Oozie Sqoop 作业 - 无法恢复作业
Posted
技术标签:
【中文标题】Oozie Sqoop 作业 - 无法恢复作业【英文标题】:Oozie Sqoop job - cannot restore job 【发布时间】:2016-02-03 03:47:30 【问题描述】:在 HDP 2.3.4 上,使用 Oozie 4.2.0 和 Sqoop 1.4.2,我正在尝试创建一个协调器应用程序,该应用程序将每天执行 sqoop 作业。我需要 sqoop 操作来执行作业,因为这些是增量导入。
我已经配置了sqoop-site.xml
并启动了sqoop-metastore
,我可以通过命令行创建、列出和删除作业,但是工作流遇到错误:无法恢复作业:streamsummary_incremental强>
标准错误
Sqoop command arguments :
job
--exec
streamsummary_incremental
Fetching child yarn jobs
tag id : oozie-26fcd4dc0afd8f53316fc929ac38eae2
2016-02-03 09:46:47,193 INFO [main] client.RMProxy (RMProxy.java:createRMProxy(98)) - Connecting to ResourceManager at <myHost>/<myIP>:8032
Child yarn jobs are found -
=================================================================
>>> Invoking Sqoop command line now >>>
2241 [main] WARN org.apache.sqoop.tool.SqoopTool - $SQOOP_CONF_DIR has not been set in the environment.
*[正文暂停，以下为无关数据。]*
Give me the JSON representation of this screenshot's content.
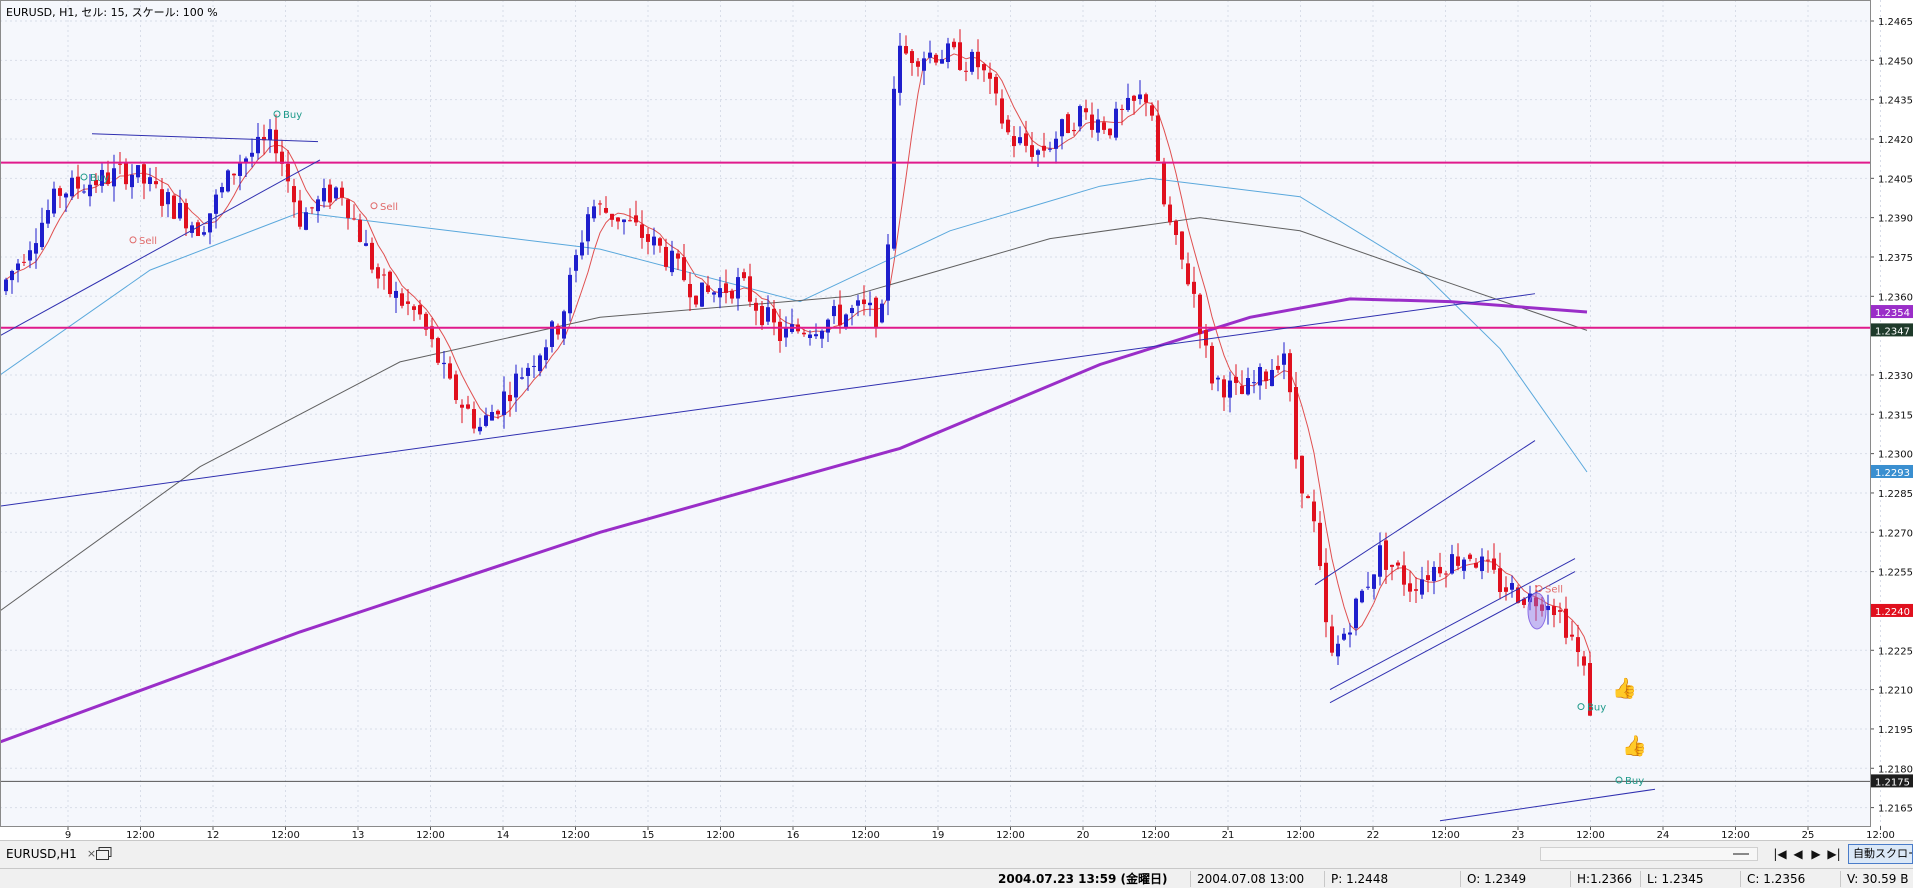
{
  "chart": {
    "header": "EURUSD, H1, セル: 15, スケール: 100 %",
    "colors": {
      "background": "#f5f7fc",
      "grid": "#d8dde8",
      "bull": "#1e1ecc",
      "bear": "#e0101e",
      "hline": "#e01a8c",
      "trendline": "#3030b0",
      "ma_fast": "#e05050",
      "ma_blue": "#5aa8dc",
      "ma_gray": "#606060",
      "ma_purple": "#9a2ec8"
    },
    "price_axis": {
      "labels": [
        "1.2465",
        "1.2450",
        "1.2435",
        "1.2420",
        "1.2405",
        "1.2390",
        "1.2375",
        "1.2360",
        "1.2330",
        "1.2315",
        "1.2300",
        "1.2285",
        "1.2270",
        "1.2255",
        "1.2225",
        "1.2210",
        "1.2195",
        "1.2180",
        "1.2165"
      ],
      "markers": [
        {
          "text": "1.2354",
          "price": 1.2354,
          "color": "#9a2ec8"
        },
        {
          "text": "1.2347",
          "price": 1.2347,
          "color": "#1f3b2b"
        },
        {
          "text": "1.2293",
          "price": 1.2293,
          "color": "#3a8fd0"
        },
        {
          "text": "1.2240",
          "price": 1.224,
          "color": "#e0101e"
        },
        {
          "text": "1.2175",
          "price": 1.2175,
          "color": "#1e1e1e"
        }
      ]
    },
    "time_axis": [
      "9",
      "12:00",
      "12",
      "12:00",
      "13",
      "12:00",
      "14",
      "12:00",
      "15",
      "12:00",
      "16",
      "12:00",
      "19",
      "12:00",
      "20",
      "12:00",
      "21",
      "12:00",
      "22",
      "12:00",
      "23",
      "12:00",
      "24",
      "12:00",
      "25",
      "12:00"
    ],
    "signals": [
      {
        "text": "Buy",
        "kind": "buy"
      },
      {
        "text": "Sell",
        "kind": "sell"
      },
      {
        "text": "Buy",
        "kind": "buy"
      },
      {
        "text": "Sell",
        "kind": "sell"
      },
      {
        "text": "Sell",
        "kind": "sell"
      },
      {
        "text": "Buy",
        "kind": "buy"
      },
      {
        "text": "Buy",
        "kind": "buy"
      }
    ]
  },
  "tab_bar": {
    "tab_label": "EURUSD,H1",
    "close_symbol": "×",
    "auto_scroll_label": "自動スクロール",
    "nav": [
      "|◀",
      "◀",
      "▶",
      "▶|"
    ]
  },
  "status_bar": {
    "current_time": "2004.07.23 13:59 (金曜日)",
    "cursor_time": "2004.07.08 13:00",
    "price": "P: 1.2448",
    "open": "O: 1.2349",
    "high": "H:1.2366",
    "low": "L: 1.2345",
    "close": "C: 1.2356",
    "volume": "V: 30.59 B"
  }
}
Cannot check for additional configuration.
2016-02-03 09:46:47,404 WARN [main] tool.SqoopTool (SqoopTool.java:loadPluginsFromConfDir(177)) - $SQOOP_CONF_DIR has not been set in the environment. Cannot check for additional configuration.
2263 [main] INFO org.apache.sqoop.Sqoop - Running Sqoop version: 1.4.6.2.3.4.0-3485
2016-02-03 09:46:47,426 INFO [main] sqoop.Sqoop (Sqoop.java:<init>(97)) - Running Sqoop version: 1.4.6.2.3.4.0-3485
2552 [main] ERROR org.apache.sqoop.metastore.hsqldb.HsqldbJobStorage - Cannot restore job: streamsummary_incremental
2016-02-03 09:46:47,715 ERROR [main] hsqldb.HsqldbJobStorage (HsqldbJobStorage.java:read(254)) - Cannot restore job: streamsummary_incremental
2552 [main] ERROR org.apache.sqoop.metastore.hsqldb.HsqldbJobStorage - (No such job)
2016-02-03 09:46:47,715 ERROR [main] hsqldb.HsqldbJobStorage (HsqldbJobStorage.java:read(255)) - (No such job)
2553 [main] ERROR org.apache.sqoop.tool.JobTool - I/O error performing job operation: java.io.IOException: Cannot restore missing job streamsummary_incremental
at org.apache.sqoop.metastore.hsqldb.HsqldbJobStorage.read(HsqldbJobStorage.java:256)
at org.apache.sqoop.tool.JobTool.execJob(JobTool.java:198)
at org.apache.sqoop.tool.JobTool.run(JobTool.java:283)
at org.apache.sqoop.Sqoop.run(Sqoop.java:148)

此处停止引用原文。